Finanzpolitik und Steuern

Riesige Summen will der Staat in die Hand nehmen. Grünen-Chef Robert Harbeck spricht von Investitionen 50 Milliarden Euro pro Jahr. Vor allem der massive Ausbau der erneuerbaren Energien steht im Vordergrund. „Es wird das größte industrielle Modernisierungsprojekt, das Deutschland seit 100 Jahren durchgeführt hat“, so Finanzminister und SPD-Kanzlerkandidat Olaf Scholz.

Markus Jerger

Doch woher soll das Geld kommen? Unternehmensverbände zeigen sich durch die Bank zwar erleichtert, dass Steuererhöhungen, Substanzsteuern oder die Aufhebung der Schuldenbremse vom Tisch scheinen.

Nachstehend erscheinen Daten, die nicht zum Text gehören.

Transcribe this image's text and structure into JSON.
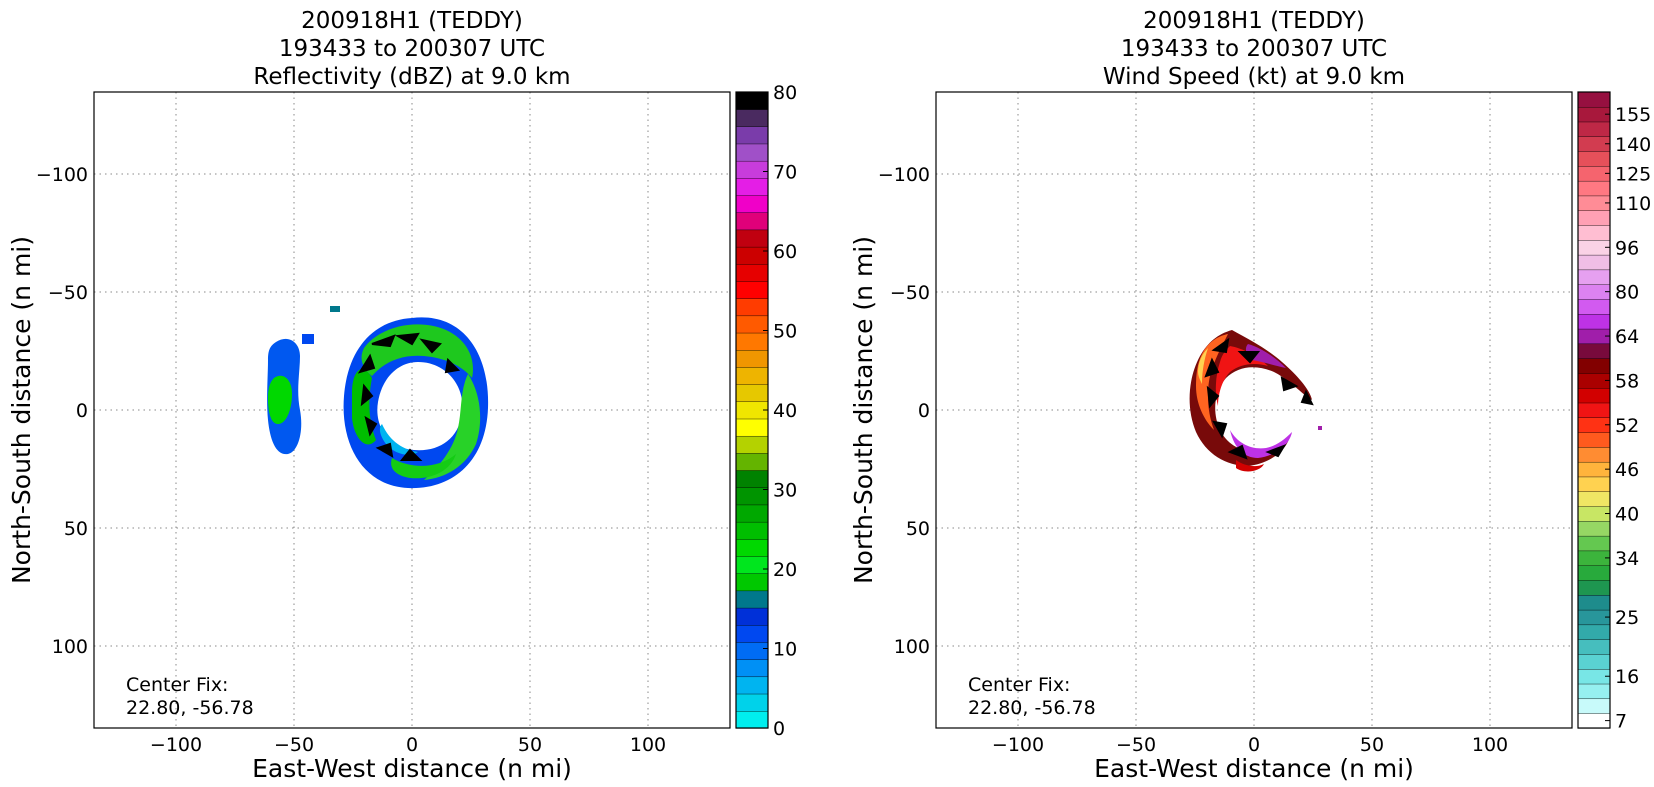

Der Bundesgeschäftsführer des Bundesverband mittelständische Wirtschaft, Markus Jerger, gegenüber DPA: „Bei den Sondierungen hat sich an entscheidenden Stellen die wirtschaftspolitische Vernunft durchgesetzt. Das zeigt vor allem die klare Absage an neue Substanzsteuern und Steuererhöhungen. Die Unternehmen erhalten dadurch Planungssicherheit und Spielraum für dringend notwendige Investitionen zur Stärkung ihrer Wettbewerbsfähigkeit.“

Reinhold von Eben-Worlée (Anne Kreuz Fotografie)

Doch letztlich deuten sich Schuldenaufnahmen über finanzpolitische Kreativleistungen an, die abseits des regulären Bundeshaushalts laufen. Jedoch dürften, so Familienunternehmer-Präsident Reinhold von Eben-Worlée, „solide Staatsfinanzen jetzt nicht durch Umgehungswege ausgehöhlt werden“. Wir bräuchten vielmehr eine nachhaltige Finanzpolitik für die kommenden Generationen. „Geldausgeben alleine löst die Probleme nicht“, so von Eben-Worlée.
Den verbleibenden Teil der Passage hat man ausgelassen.